10. It is thus apparent from this Circular that except for tamarind powder which is in packings fro retail sale for prophylactic or therapeutic purposes, tamarind seed powder or TKP would be correctly classifiable under sub-Heading 1101.90 the Tariff. Accordingly the product in question is classifiable under Heading 11.01 only. We also agree with the learned Advocate that extended period of limitation for demanding the duty is not invokable in the present matter inasmuch as it has not been controverted by the Revenue that they had filed the classification declaration along with the process of manufacture fro their Bhiwani unit.
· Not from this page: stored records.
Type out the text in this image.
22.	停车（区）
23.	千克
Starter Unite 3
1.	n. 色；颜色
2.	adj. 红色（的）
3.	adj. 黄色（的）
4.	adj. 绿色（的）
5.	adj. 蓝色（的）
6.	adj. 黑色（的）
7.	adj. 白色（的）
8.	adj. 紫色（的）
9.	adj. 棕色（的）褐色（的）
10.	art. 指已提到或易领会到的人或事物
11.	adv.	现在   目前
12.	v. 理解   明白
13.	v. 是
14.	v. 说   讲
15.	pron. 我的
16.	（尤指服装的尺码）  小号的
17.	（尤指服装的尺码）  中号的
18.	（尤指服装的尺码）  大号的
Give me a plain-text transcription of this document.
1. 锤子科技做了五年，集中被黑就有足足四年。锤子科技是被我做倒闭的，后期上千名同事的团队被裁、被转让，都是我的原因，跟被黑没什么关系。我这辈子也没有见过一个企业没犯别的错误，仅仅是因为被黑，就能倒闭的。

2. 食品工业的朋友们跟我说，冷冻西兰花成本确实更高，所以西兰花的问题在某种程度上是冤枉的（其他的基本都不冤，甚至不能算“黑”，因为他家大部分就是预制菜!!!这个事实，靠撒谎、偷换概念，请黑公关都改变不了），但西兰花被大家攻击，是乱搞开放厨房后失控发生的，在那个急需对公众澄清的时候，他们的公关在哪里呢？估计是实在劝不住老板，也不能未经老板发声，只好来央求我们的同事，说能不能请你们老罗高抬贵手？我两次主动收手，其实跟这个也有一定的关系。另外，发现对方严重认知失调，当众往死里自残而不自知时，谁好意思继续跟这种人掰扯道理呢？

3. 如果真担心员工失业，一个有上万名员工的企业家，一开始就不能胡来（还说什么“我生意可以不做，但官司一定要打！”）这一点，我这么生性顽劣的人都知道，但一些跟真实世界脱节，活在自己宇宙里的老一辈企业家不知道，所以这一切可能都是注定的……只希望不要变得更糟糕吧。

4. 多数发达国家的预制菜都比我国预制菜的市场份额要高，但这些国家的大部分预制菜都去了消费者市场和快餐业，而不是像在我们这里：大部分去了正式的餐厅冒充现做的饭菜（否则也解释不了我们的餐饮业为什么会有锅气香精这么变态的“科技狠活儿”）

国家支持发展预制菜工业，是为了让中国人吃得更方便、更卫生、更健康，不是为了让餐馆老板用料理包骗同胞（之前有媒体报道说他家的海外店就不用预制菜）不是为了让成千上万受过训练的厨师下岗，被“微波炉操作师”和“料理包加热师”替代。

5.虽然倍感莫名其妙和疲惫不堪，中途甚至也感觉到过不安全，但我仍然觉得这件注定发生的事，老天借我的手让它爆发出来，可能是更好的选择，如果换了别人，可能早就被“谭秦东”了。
If they had filed the process of manufacture for one of their unit, it cannot be alleged that in not filing the process of manufacture in Viramgam unit they had suppressed the fact with an intent to evade payment of duty. The learned Advocate has relied upon the judgment in Cadila Laboratories Pvt. Ltd. vs. CCE, : 2003 (152) ELT 262 (S.C) wherein the extended period was held to be not invokable by the Supreme Court as "no duty was sought to be levied on the same products manufactured by the sister concern" and therefore it could not be said that the belief of the Appellants was not bona fide." The Appeal is thus allowed.